С молодости я имею хорошую, как мне сдается, привычку: изучать все, что удается и елико возможно, глубоко, обстоятельно о тех персонажах, которых предстоит воплощать в театре ли, в кино или на телевидении. Так вот про «обаятельного преступника Шелленберга» я «накопал» очень много. В частности, у журналиста Харпрехта, работавшего над книгой воспоминаний Вальтера, вычитал: «Худой, среднего роста, хорошо одет, ни одной запоминающейся черты – он мог бы сойти за обходительного адвоката или бизнесмена средней руки. Несмотря на природное обаяние, его вежливость была слишком нарочитой, чтобы считаться безукоризненной. Голос у него был мягкий, но небрежность, с которой он бросал фразы, сеяла сомнения. Казалось, Шелленберг ставил целью завоевать вас с первых мгновений разговора. Его большие светлые глаза как бы вопрошали: «Ну что, нравится вам этот Вальтер Шелленберг, бывший начальник германской разведки, может ли он по-прежнему производить впечатление на окружающих, как это бывало раньше?» Если в ходе разговора он наталкивался на возражение, то обнаруживал способность неожиданно уступать собеседнику. С обезоруживающей улыбкой он начинал соглашаться с мнением, высказанным оппонентом, капитулируя на условиях, которые старался выговорить мягко и непринужденно. Эта удивительная восприимчивость объясняет его необычайную способность интеллектуальной приспособляемости, которая, несомненно, являлась одним из секретов его карьеры. Такой своеобразный талант к адаптации производил впечатление чего-то ненадежного, а почти женская чувствительность делала настроение Шелленберга переменчивым, как у какой-нибудь кинозвезды, не уверенной более в успехе». Вот в этой характеристике я и нащупал тот самый нерв образа и постарался его воплотить.
Вальтер ведь служил Гитлеру не за страх, а на совесть.

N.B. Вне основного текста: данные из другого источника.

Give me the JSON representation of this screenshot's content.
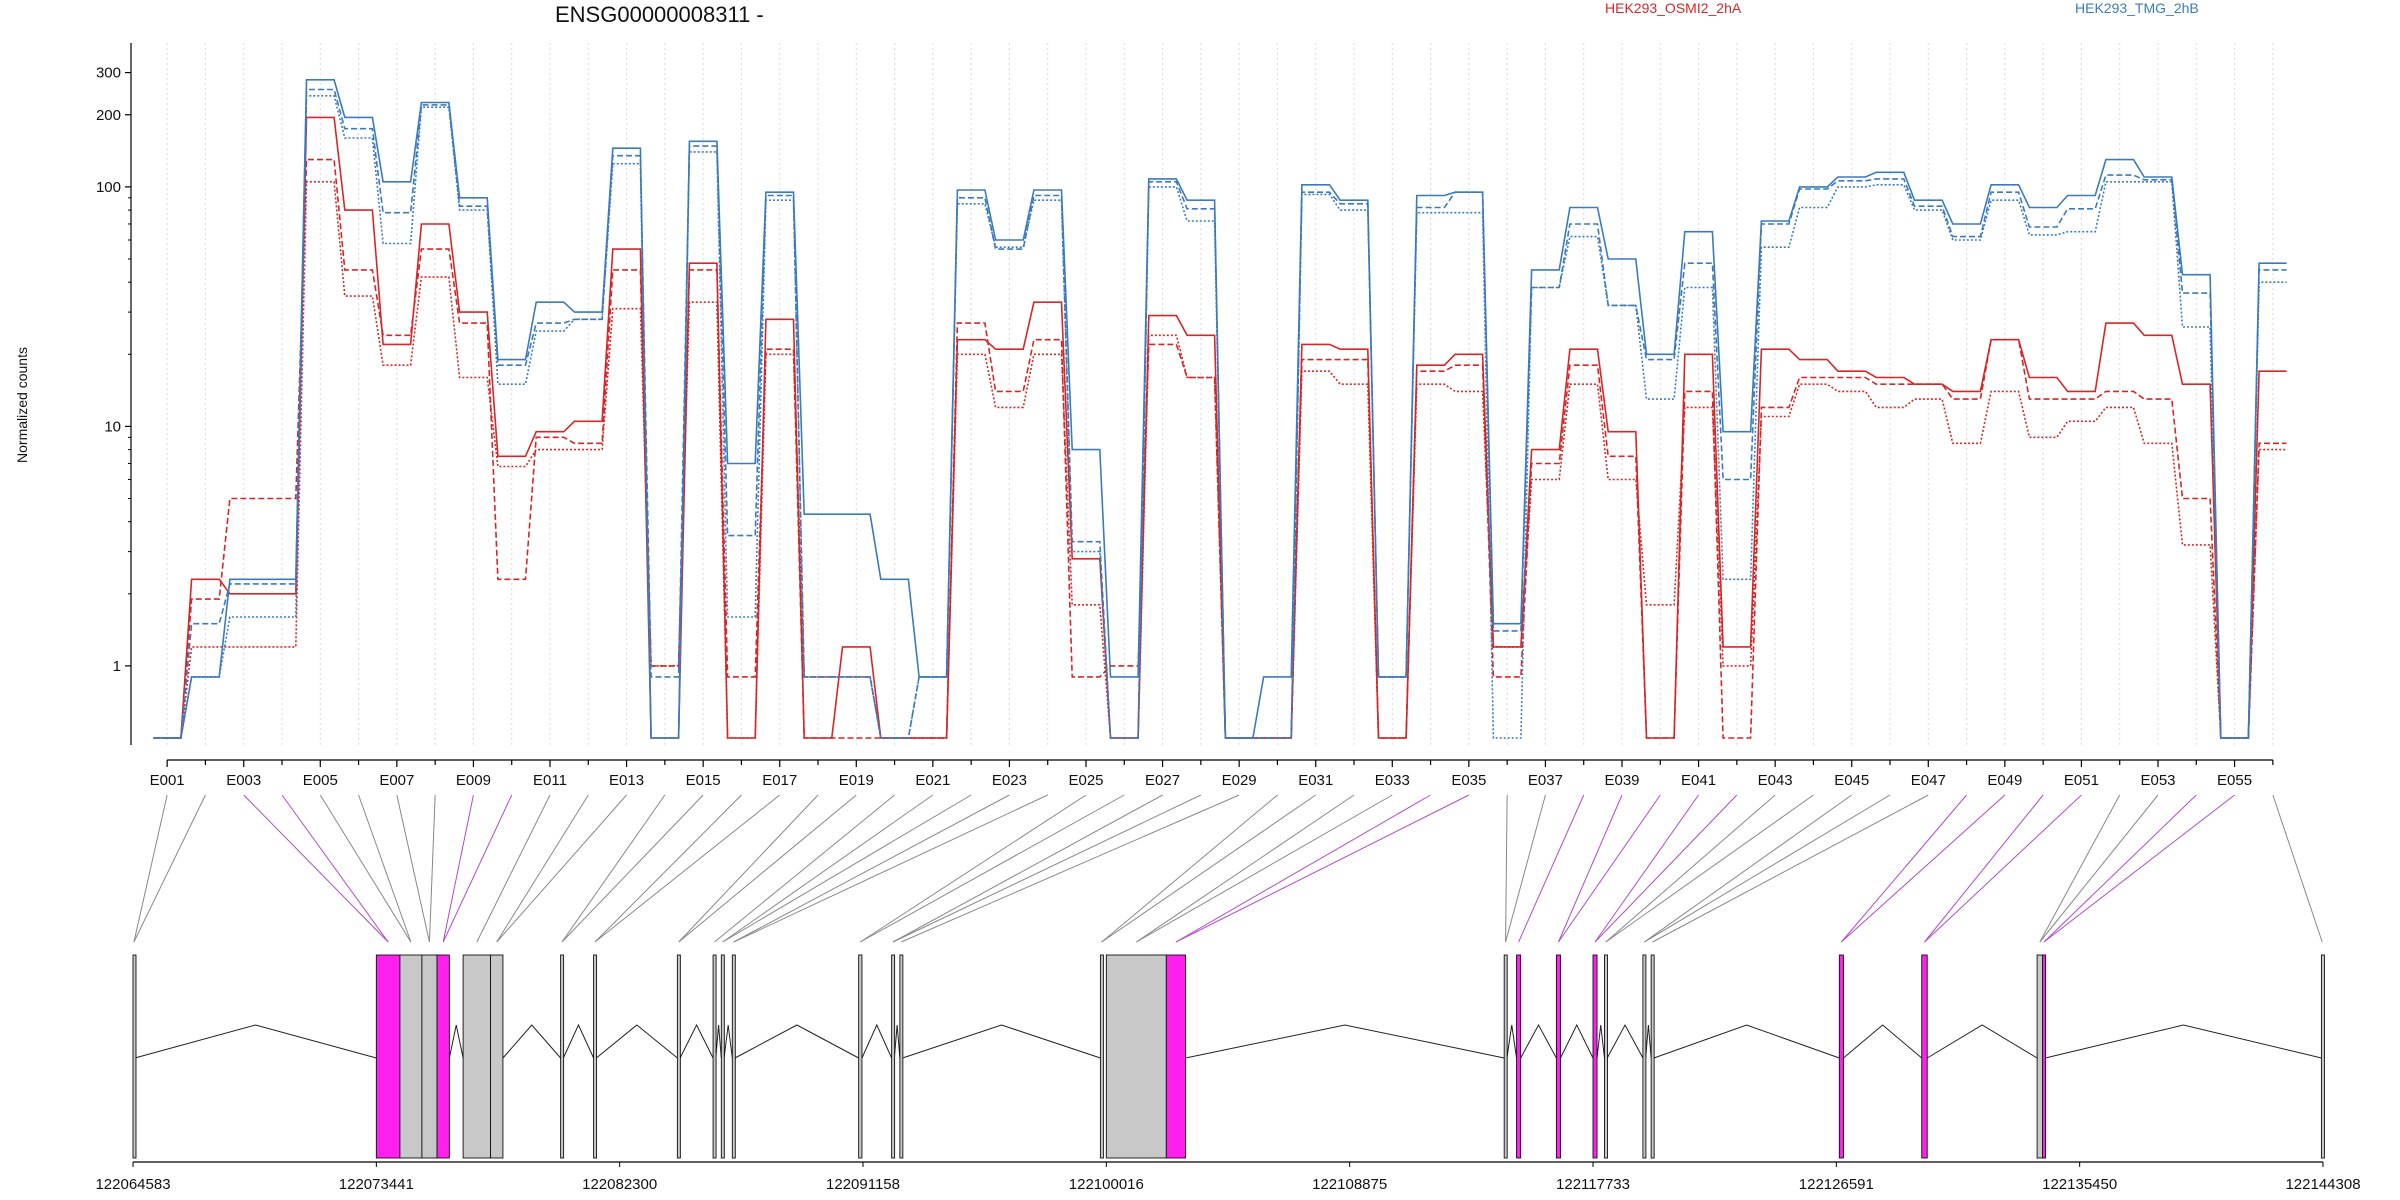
{
  "chart_data": {
    "type": "line",
    "title": "ENSG00000008311 -",
    "ylabel": "Normalized counts",
    "xlabel": "",
    "y_scale": "log",
    "ylim": [
      0.5,
      380
    ],
    "y_ticks": [
      1,
      10,
      100,
      200,
      300
    ],
    "y_tick_labels": [
      "1",
      "10",
      "100",
      "200",
      "300"
    ],
    "grid": "vertical dashed at each exon",
    "legend_placement": "top",
    "exon_tick_labels": [
      "E001",
      "E003",
      "E005",
      "E007",
      "E009",
      "E011",
      "E013",
      "E015",
      "E017",
      "E019",
      "E021",
      "E023",
      "E025",
      "E027",
      "E029",
      "E031",
      "E033",
      "E035",
      "E037",
      "E039",
      "E041",
      "E043",
      "E045",
      "E047",
      "E049",
      "E051",
      "E053",
      "E055"
    ],
    "exon_ids": [
      "E001",
      "E002",
      "E003",
      "E004",
      "E005",
      "E006",
      "E007",
      "E008",
      "E009",
      "E010",
      "E011",
      "E012",
      "E013",
      "E014",
      "E015",
      "E016",
      "E017",
      "E018",
      "E019",
      "E020",
      "E021",
      "E022",
      "E023",
      "E024",
      "E025",
      "E026",
      "E027",
      "E028",
      "E029",
      "E030",
      "E031",
      "E032",
      "E033",
      "E034",
      "E035",
      "E036",
      "E037",
      "E038",
      "E039",
      "E040",
      "E041",
      "E042",
      "E043",
      "E044",
      "E045",
      "E046",
      "E047",
      "E048",
      "E049",
      "E050",
      "E051",
      "E052",
      "E053",
      "E054",
      "E055",
      "E056"
    ],
    "series": [
      {
        "name": "HEK293_OSMI2_2hA",
        "group": "HEK293_OSMI2_2hA",
        "color": "#d62728",
        "dash": "solid",
        "values": [
          0.5,
          2.3,
          2.0,
          2.0,
          195,
          80,
          22,
          70,
          30,
          7.5,
          9.5,
          10.5,
          55,
          0.5,
          48,
          0.5,
          28,
          0.5,
          1.2,
          0.5,
          0.5,
          23,
          21,
          33,
          2.8,
          0.5,
          29,
          24,
          0.5,
          0.5,
          22,
          21,
          0.5,
          18,
          20,
          1.2,
          8,
          21,
          9.5,
          0.5,
          20,
          1.2,
          21,
          19,
          17,
          16,
          15,
          14,
          23,
          16,
          14,
          27,
          24,
          15,
          0.5,
          17
        ]
      },
      {
        "name": "HEK293_OSMI2_2hA",
        "group": "HEK293_OSMI2_2hA",
        "color": "#d62728",
        "dash": "dashed",
        "values": [
          0.5,
          1.9,
          5.0,
          5.0,
          130,
          45,
          24,
          55,
          27,
          2.3,
          9.0,
          8.5,
          45,
          1.0,
          45,
          0.9,
          21,
          0.5,
          0.5,
          0.5,
          0.5,
          27,
          14,
          23,
          0.9,
          1.0,
          22,
          16,
          0.5,
          0.5,
          19,
          19,
          0.5,
          17,
          18,
          0.9,
          7,
          18,
          7.5,
          0.5,
          14,
          0.5,
          12,
          16,
          16,
          15,
          15,
          13,
          23,
          13,
          13,
          14,
          13,
          5,
          0.5,
          8.5
        ]
      },
      {
        "name": "HEK293_OSMI2_2hA",
        "group": "HEK293_OSMI2_2hA",
        "color": "#d62728",
        "dash": "dotted",
        "values": [
          0.5,
          1.2,
          1.2,
          1.2,
          105,
          35,
          18,
          42,
          16,
          6.8,
          8.0,
          8.0,
          31,
          1.0,
          33,
          0.5,
          20,
          0.9,
          0.9,
          0.5,
          0.5,
          20,
          12,
          20,
          1.8,
          0.5,
          24,
          16,
          0.5,
          0.5,
          17,
          15,
          0.5,
          15,
          14,
          1.2,
          6,
          15,
          6,
          1.8,
          12,
          1.0,
          11,
          15,
          14,
          12,
          13,
          8.5,
          14,
          9,
          10.5,
          12,
          8.5,
          3.2,
          0.5,
          8
        ]
      },
      {
        "name": "HEK293_TMG_2hB",
        "group": "HEK293_TMG_2hB",
        "color": "#3b7bbd",
        "dash": "solid",
        "values": [
          0.5,
          0.9,
          2.3,
          2.3,
          280,
          195,
          105,
          225,
          90,
          19,
          33,
          30,
          145,
          0.5,
          155,
          7,
          95,
          4.3,
          4.3,
          2.3,
          0.9,
          97,
          60,
          97,
          8,
          0.9,
          108,
          88,
          0.5,
          0.9,
          102,
          88,
          0.9,
          92,
          95,
          1.5,
          45,
          82,
          50,
          20,
          65,
          9.5,
          72,
          100,
          110,
          115,
          88,
          70,
          102,
          82,
          92,
          130,
          110,
          43,
          0.5,
          48
        ]
      },
      {
        "name": "HEK293_TMG_2hB",
        "group": "HEK293_TMG_2hB",
        "color": "#3b7bbd",
        "dash": "dashed",
        "values": [
          0.5,
          1.5,
          2.2,
          2.2,
          255,
          175,
          78,
          220,
          83,
          18,
          27,
          28,
          135,
          0.9,
          148,
          3.5,
          92,
          0.9,
          0.9,
          0.5,
          0.9,
          90,
          55,
          92,
          3.3,
          0.5,
          105,
          81,
          0.5,
          0.5,
          95,
          85,
          0.9,
          82,
          95,
          1.4,
          38,
          70,
          32,
          19,
          48,
          6,
          70,
          98,
          106,
          108,
          83,
          62,
          95,
          68,
          81,
          112,
          107,
          36,
          0.5,
          45
        ]
      },
      {
        "name": "HEK293_TMG_2hB",
        "group": "HEK293_TMG_2hB",
        "color": "#3b7bbd",
        "dash": "dotted",
        "values": [
          0.5,
          0.9,
          1.6,
          1.6,
          240,
          160,
          58,
          215,
          80,
          15,
          25,
          28,
          125,
          0.5,
          140,
          1.6,
          88,
          0.9,
          0.9,
          0.5,
          0.9,
          85,
          56,
          88,
          3.0,
          0.5,
          100,
          72,
          0.5,
          0.5,
          93,
          80,
          0.9,
          78,
          78,
          0.5,
          38,
          62,
          32,
          13,
          38,
          2.3,
          56,
          82,
          100,
          102,
          80,
          60,
          88,
          63,
          65,
          105,
          105,
          26,
          0.5,
          40
        ]
      }
    ],
    "legend": [
      {
        "label": "HEK293_OSMI2_2hA",
        "color": "#d62728"
      },
      {
        "label": "HEK293_TMG_2hB",
        "color": "#3b7bbd"
      }
    ],
    "genomic_axis": {
      "tick_labels": [
        "122064583",
        "122073441",
        "122082300",
        "122091158",
        "122100016",
        "122108875",
        "122117733",
        "122126591",
        "122135450",
        "122144308"
      ],
      "range": [
        122064583,
        122144308
      ]
    },
    "gene_model": {
      "exons": [
        [
          122064583,
          122064650,
          false
        ],
        [
          122073441,
          122074300,
          true
        ],
        [
          122074300,
          122075100,
          false
        ],
        [
          122075100,
          122075650,
          false
        ],
        [
          122075650,
          122076100,
          true
        ],
        [
          122076600,
          122077600,
          false
        ],
        [
          122077600,
          122078050,
          false
        ],
        [
          122080150,
          122080250,
          false
        ],
        [
          122081350,
          122081450,
          false
        ],
        [
          122084400,
          122084500,
          false
        ],
        [
          122085700,
          122085800,
          false
        ],
        [
          122086000,
          122086100,
          false
        ],
        [
          122086400,
          122086500,
          false
        ],
        [
          122091000,
          122091120,
          false
        ],
        [
          122092200,
          122092300,
          false
        ],
        [
          122092500,
          122092600,
          false
        ],
        [
          122099800,
          122099900,
          false
        ],
        [
          122100016,
          122102200,
          false
        ],
        [
          122102200,
          122102900,
          true
        ],
        [
          122114500,
          122114600,
          false
        ],
        [
          122114950,
          122115100,
          true
        ],
        [
          122116400,
          122116550,
          true
        ],
        [
          122117733,
          122117880,
          true
        ],
        [
          122118150,
          122118250,
          false
        ],
        [
          122119550,
          122119650,
          false
        ],
        [
          122119850,
          122119950,
          false
        ],
        [
          122126700,
          122126850,
          true
        ],
        [
          122129700,
          122129900,
          true
        ],
        [
          122133900,
          122134100,
          false
        ],
        [
          122134100,
          122134200,
          true
        ],
        [
          122144250,
          122144308,
          false
        ]
      ],
      "colors": {
        "exon_fill": "#c8c8c8",
        "highlight_fill": "#ff1fee",
        "mapping_line": "#888888",
        "mapping_highlight": "#b04cc4"
      }
    }
  }
}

И на ней, на этой самой совести матерого шпиона, верного подручного бесноватого фюрера как минимум три миллиона евреев, расстрелянных или отравленных газом. Правда, он никогда не относился к числу нацистских лидеров. Его фотографии лишь случайно попадали в газеты и журналы, имя его было широко известно только в узком кругу мидовских специалистов и разведчиков. Шелленберг принадлежал к числу «золотой молодежи рейха, закулисных мальчиков», тому самому техническому персоналу, что обеспечивал режим диктатуры. Во многом именно поэтому, а также потому, что на заключительном этапе войны Шелленберг деятельно помогал спасать пленных, находящихся в концлагерях, международный суд приговорил его лишь к шести годам тюремного заключения, что было самым легким наказанием среди всех нацистских преступников.